Tanpa daya badai meniup dedaunan gugur dari ranting-ranting kering, merubah waktu menjadi bait-bait syair kembara absurditas batangan hari kelam, menyingkap selimut kabut di jalanan setapak menuju misteri detik-detak kesunyian kisah nyata dan legenda, dengan gemericik genangan rhyme kidung arih lirih dalam asa ruang dada jisim yang fana.

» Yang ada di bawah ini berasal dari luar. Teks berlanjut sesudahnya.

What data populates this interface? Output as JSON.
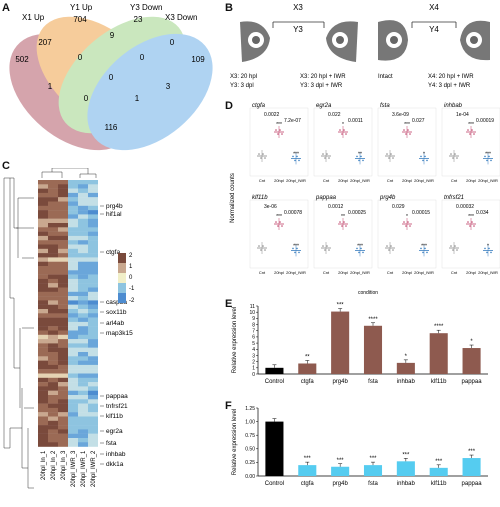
{
  "panels": {
    "A": "A",
    "B": "B",
    "C": "C",
    "D": "D",
    "E": "E",
    "F": "F"
  },
  "venn": {
    "sets": [
      {
        "name": "X1 Up",
        "color": "#b35a6a"
      },
      {
        "name": "Y1 Up",
        "color": "#f0a44a"
      },
      {
        "name": "Y3 Down",
        "color": "#9fd58a"
      },
      {
        "name": "X3 Down",
        "color": "#6fb0e8"
      }
    ],
    "counts": {
      "x1_only": "502",
      "y1_only": "704",
      "y3_only": "23",
      "x3_only": "109",
      "x1_y1": "207",
      "y1_y3": "9",
      "y3_x3": "0",
      "x1_y1_y3": "0",
      "y1_y3_x3": "0",
      "all": "0",
      "x1_y3": "1",
      "y1_x3": "3",
      "x1_y1_x3": "0",
      "x1_y3_x3": "1",
      "x1_x3": "116"
    }
  },
  "schematic": {
    "x3": "X3",
    "y3": "Y3",
    "x4": "X4",
    "y4": "Y4",
    "left_a": "X3: 20 hpl",
    "left_b": "Y3:   3 dpl",
    "mid_a": "X3: 20 hpl + IWR",
    "mid_b": "Y3:   3 dpl + IWR",
    "intact": "Intact",
    "right_a": "X4: 20 hpl + IWR",
    "right_b": "Y4:   3 dpl + IWR"
  },
  "heatmap": {
    "columns": [
      "20hpl_ln_1",
      "20hpl_ln_2",
      "20hpl_ln_3",
      "20hpl_IWR_3",
      "20hpl_IWR_1",
      "20hpl_IWR_2"
    ],
    "genes": [
      "prg4b",
      "hif1al",
      "ctgfa",
      "casp3a",
      "sox11b",
      "arl4ab",
      "map3k15",
      "pappaa",
      "tnfrsf21",
      "klf11b",
      "egr2a",
      "fsta",
      "inhbab",
      "dkk1a"
    ],
    "legend": [
      "2",
      "1",
      "0",
      "-1",
      "-2"
    ]
  },
  "dot_plots": {
    "ylabel": "Normalized counts",
    "xlabel": "condition",
    "groups": [
      "Cnt",
      "20hpl",
      "20hpl_IWR"
    ],
    "genes": [
      {
        "name": "ctgfa",
        "p_top": "0.0022",
        "p_right": "7.2e-07",
        "stars": [
          "***",
          "***"
        ]
      },
      {
        "name": "egr2a",
        "p_top": "0.022",
        "p_right": "0.0011",
        "stars": [
          "*",
          "**"
        ]
      },
      {
        "name": "fsta",
        "p_top": "3.6e-09",
        "p_right": "0.027",
        "stars": [
          "***",
          "*"
        ]
      },
      {
        "name": "inhbab",
        "p_top": "1e-04",
        "p_right": "0.00019",
        "stars": [
          "***",
          "***"
        ]
      },
      {
        "name": "klf11b",
        "p_top": "3e-06",
        "p_right": "0.00078",
        "stars": [
          "***",
          "***"
        ]
      },
      {
        "name": "pappaa",
        "p_top": "0.0012",
        "p_right": "0.00025",
        "stars": [
          "**",
          "***"
        ]
      },
      {
        "name": "prg4b",
        "p_top": "0.029",
        "p_right": "0.00015",
        "stars": [
          "*",
          "***"
        ]
      },
      {
        "name": "tnfrsf21",
        "p_top": "0.00032",
        "p_right": "0.034",
        "stars": [
          "***",
          "*"
        ]
      }
    ]
  },
  "chart_data": [
    {
      "type": "bar",
      "ylabel": "Relative expression level",
      "categories": [
        "Control",
        "ctgfa",
        "prg4b",
        "fsta",
        "inhbab",
        "klf11b",
        "pappaa"
      ],
      "values": [
        1,
        1.7,
        10.1,
        7.8,
        1.8,
        6.6,
        4.2
      ],
      "stars": [
        "",
        "**",
        "***",
        "****",
        "*",
        "****",
        "*"
      ],
      "ylim": [
        0,
        11
      ],
      "ticks": [
        0,
        1,
        2,
        3,
        4,
        5,
        6,
        7,
        8,
        9,
        10,
        11
      ],
      "colors": [
        "#000000",
        "#8e5a4f",
        "#8e5a4f",
        "#8e5a4f",
        "#8e5a4f",
        "#8e5a4f",
        "#8e5a4f"
      ]
    },
    {
      "type": "bar",
      "ylabel": "Relative expression level",
      "categories": [
        "Control",
        "ctgfa",
        "prg4b",
        "fsta",
        "inhbab",
        "klf11b",
        "pappaa"
      ],
      "values": [
        1.0,
        0.2,
        0.17,
        0.2,
        0.27,
        0.15,
        0.33
      ],
      "stars": [
        "",
        "***",
        "***",
        "***",
        "***",
        "***",
        "***"
      ],
      "ylim": [
        0,
        1.25
      ],
      "ticks": [
        "0.00",
        "0.25",
        "0.50",
        "0.75",
        "1.00",
        "1.25"
      ],
      "colors": [
        "#000000",
        "#55ccf0",
        "#55ccf0",
        "#55ccf0",
        "#55ccf0",
        "#55ccf0",
        "#55ccf0"
      ]
    }
  ]
}
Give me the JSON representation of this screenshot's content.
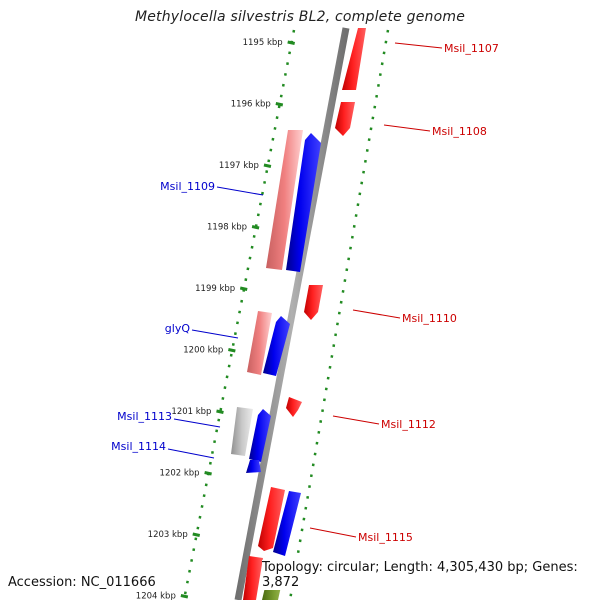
{
  "title": "Methylocella silvestris BL2, complete genome",
  "footer": {
    "accession": "Accession: NC_011666",
    "topology": "Topology: circular; Length: 4,305,430 bp; Genes: 3,872"
  },
  "kbp_labels": [
    "1195 kbp",
    "1196 kbp",
    "1197 kbp",
    "1198 kbp",
    "1199 kbp",
    "1200 kbp",
    "1201 kbp",
    "1202 kbp",
    "1203 kbp",
    "1204 kbp"
  ],
  "gene_labels": {
    "msil_1107": "Msil_1107",
    "msil_1108": "Msil_1108",
    "msil_1109": "Msil_1109",
    "msil_1110": "Msil_1110",
    "glyq": "glyQ",
    "msil_1112": "Msil_1112",
    "msil_1113": "Msil_1113",
    "msil_1114": "Msil_1114",
    "msil_1115": "Msil_1115"
  },
  "colors": {
    "forward_label": "#cc0000",
    "reverse_label": "#0000cc",
    "forward_gene": "#ff0000",
    "reverse_gene": "#0000ff",
    "reverse_gene_light": "#f08080",
    "rna_gene": "#b4b4b4",
    "olive_gene": "#6b8e23",
    "backbone": "#808080",
    "tick": "#228b22"
  }
}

Aku ilalang antara kumpulan bunga ambarukma
di sabana berembun abu dan gemeretak gejolak bah
jilati raut surya bermagut kabut
pilin dentang kelam rembulan emas meringkuk
mencari sejengkal mimpi ishtar
menunggu tak kuasa padu rasa kian laju
menunggu diam dalam gugu termangu
Wajah-wajah mengerang aduh usai badai membantai, kehilangan harta dan separuh jiwa bergelimpangan tanpa nisan, antara puing-puing berserakan di bawah kelepak burung-burung bangkai menyalang tubuh ringkih membusung kelaparan dan genangan air mata.
Oh Tuhan
kasih sayangMu dalam ujian tanpa ijazah
di jiwa kami yang masih kering dan gelisah
dari lumpur hati dengan debu-debu kenistaan
mengapa tak KAU pindahkan bencana semesta
ke kota tempat segala macam murka
Angin datang dari penjuru mengetuk-ketuk hati luruh sebab runut dalam ruah doa-doa dan kata sederhana untuk mengurai misteri dan rahasia hidup.Dari renung gemunung dan lembah-lembah mengucap "Selamat jalan saudaraku, Tuhan mengasihimu".